So at six hours and fifty minutes of total play time, I finally finished episode 1. I should note that probably a good two to three of that was me either leaving the screen up while not actively playing, or just tooling around town getting lost. Realistically a normal playthrough would probably only take three or four hours.
Aside from the ongoing WTF factor, there are some interesting things about the game as a game:
- As far as I can tell, the game-world time passes 1:1 or pretty damned close to with real time. So if you've got, say, a five hour window before needing to complete the next piece of the story, you really can screw around for multiple hours doing whatever you want. There is a way to super-fast-forward through blocks of time, so it's not like you're stuck waiting the whole time, but it was a nice way to give you breathing room. It also helps with the open-world aspect, since you don't have to block off three hours of game time to drive for five minutes to get to the other side of the map.

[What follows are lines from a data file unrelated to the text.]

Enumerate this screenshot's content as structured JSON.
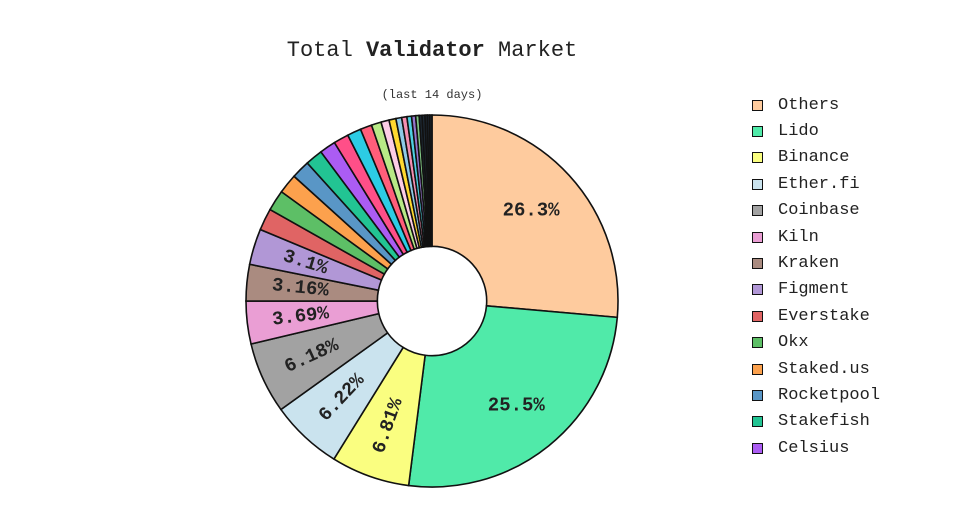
{
  "title_prefix": "Total ",
  "title_bold": "Validator",
  "title_suffix": " Market",
  "subtitle": "(last 14 days)",
  "chart_data": {
    "type": "pie",
    "title": "Total Validator Market",
    "subtitle": "(last 14 days)",
    "hole": 0.3,
    "legend_position": "right",
    "slices": [
      {
        "label": "Others",
        "value": 26.3,
        "text": "26.3%",
        "color": "#fecb9e"
      },
      {
        "label": "Lido",
        "value": 25.5,
        "text": "25.5%",
        "color": "#50eaa9"
      },
      {
        "label": "Binance",
        "value": 6.81,
        "text": "6.81%",
        "color": "#fafe80"
      },
      {
        "label": "Ether.fi",
        "value": 6.22,
        "text": "6.22%",
        "color": "#cae3ee"
      },
      {
        "label": "Coinbase",
        "value": 6.18,
        "text": "6.18%",
        "color": "#a2a2a2"
      },
      {
        "label": "Kiln",
        "value": 3.69,
        "text": "3.69%",
        "color": "#ea9ed4"
      },
      {
        "label": "Kraken",
        "value": 3.16,
        "text": "3.16%",
        "color": "#aa8b80"
      },
      {
        "label": "Figment",
        "value": 3.1,
        "text": "3.1%",
        "color": "#b197d6"
      },
      {
        "label": "Everstake",
        "value": 1.9,
        "text": "",
        "color": "#e06464"
      },
      {
        "label": "Okx",
        "value": 1.8,
        "text": "",
        "color": "#5dbf66"
      },
      {
        "label": "Staked.us",
        "value": 1.7,
        "text": "",
        "color": "#fca14d"
      },
      {
        "label": "Rocketpool",
        "value": 1.6,
        "text": "",
        "color": "#5996c6"
      },
      {
        "label": "Stakefish",
        "value": 1.5,
        "text": "",
        "color": "#22c493"
      },
      {
        "label": "Celsius",
        "value": 1.4,
        "text": "",
        "color": "#ab5cf3"
      },
      {
        "label": "",
        "value": 1.3,
        "text": "",
        "color": "#ff4f88"
      },
      {
        "label": "",
        "value": 1.2,
        "text": "",
        "color": "#2ccce4"
      },
      {
        "label": "",
        "value": 1.0,
        "text": "",
        "color": "#ff5e7a"
      },
      {
        "label": "",
        "value": 0.85,
        "text": "",
        "color": "#b8e986"
      },
      {
        "label": "",
        "value": 0.7,
        "text": "",
        "color": "#fccde5"
      },
      {
        "label": "",
        "value": 0.6,
        "text": "",
        "color": "#ffd92f"
      },
      {
        "label": "",
        "value": 0.5,
        "text": "",
        "color": "#8ecae6"
      },
      {
        "label": "",
        "value": 0.45,
        "text": "",
        "color": "#f48fb1"
      },
      {
        "label": "",
        "value": 0.4,
        "text": "",
        "color": "#4dd0e1"
      },
      {
        "label": "",
        "value": 0.35,
        "text": "",
        "color": "#9575cd"
      },
      {
        "label": "",
        "value": 0.3,
        "text": "",
        "color": "#81c784"
      },
      {
        "label": "",
        "value": 0.25,
        "text": "",
        "color": "#1e2a36"
      },
      {
        "label": "",
        "value": 0.25,
        "text": "",
        "color": "#1e2a36"
      },
      {
        "label": "",
        "value": 0.2,
        "text": "",
        "color": "#1e2a36"
      },
      {
        "label": "",
        "value": 0.2,
        "text": "",
        "color": "#1e2a36"
      },
      {
        "label": "",
        "value": 0.2,
        "text": "",
        "color": "#1e2a36"
      }
    ],
    "legend": [
      "Others",
      "Lido",
      "Binance",
      "Ether.fi",
      "Coinbase",
      "Kiln",
      "Kraken",
      "Figment",
      "Everstake",
      "Okx",
      "Staked.us",
      "Rocketpool",
      "Stakefish",
      "Celsius"
    ]
  }
}
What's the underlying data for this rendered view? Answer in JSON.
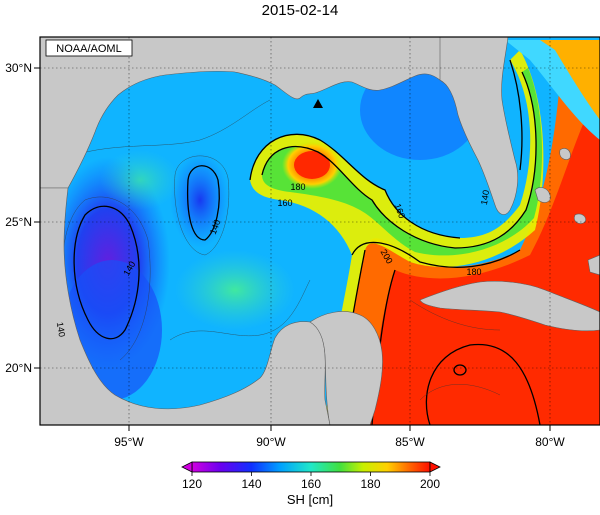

- The NPC schedules are better realized than I was expecting. While I'm sure most of it is characters running through the same locations at the same times every day, I was really entertained when, towards the end of episode 1, a town meeting is called and (not a plot spoiler, just an unexpected surprise) about an hour beforehand the NPCs start leaving their places of business/homes/whatever, getting in their cars, and driving to the meeting location. Since the 'suspects' are all always tagged with name indicators, you could actually tail them all to the meeting, which they drive to in an orderly fashion and apparently following the speed limit. Since you have a two-hour window in which to trigger the start of the meeting, I was kind of expecting them to just teleport in when you started the sequence, so that they all actually were waiting for you to show up was kind of cool.
- The Zach thing, while still pretty bizarre, actually sort of fits after a while. As weird as it is to watch the guy talk to nobody, him taking advice from Zach makes about as much sense as any other justification for letting a player dictate a character's actions.
Of course, the whole "this game is FREAKING WEIRD" aspect is still totally present. I accidentally apparently let my guy get very unhygienic and the game didn't say anything about it, I had to eventually work out that the flys were following him around.
Also I met a woman named Sigourney who just yelled at me repeatedly: "My pot is getting cold! My pot is getting cold!" while holding some kind of covered pot. She's so insane the main character takes time to tell his invisible friend she's a whackjob.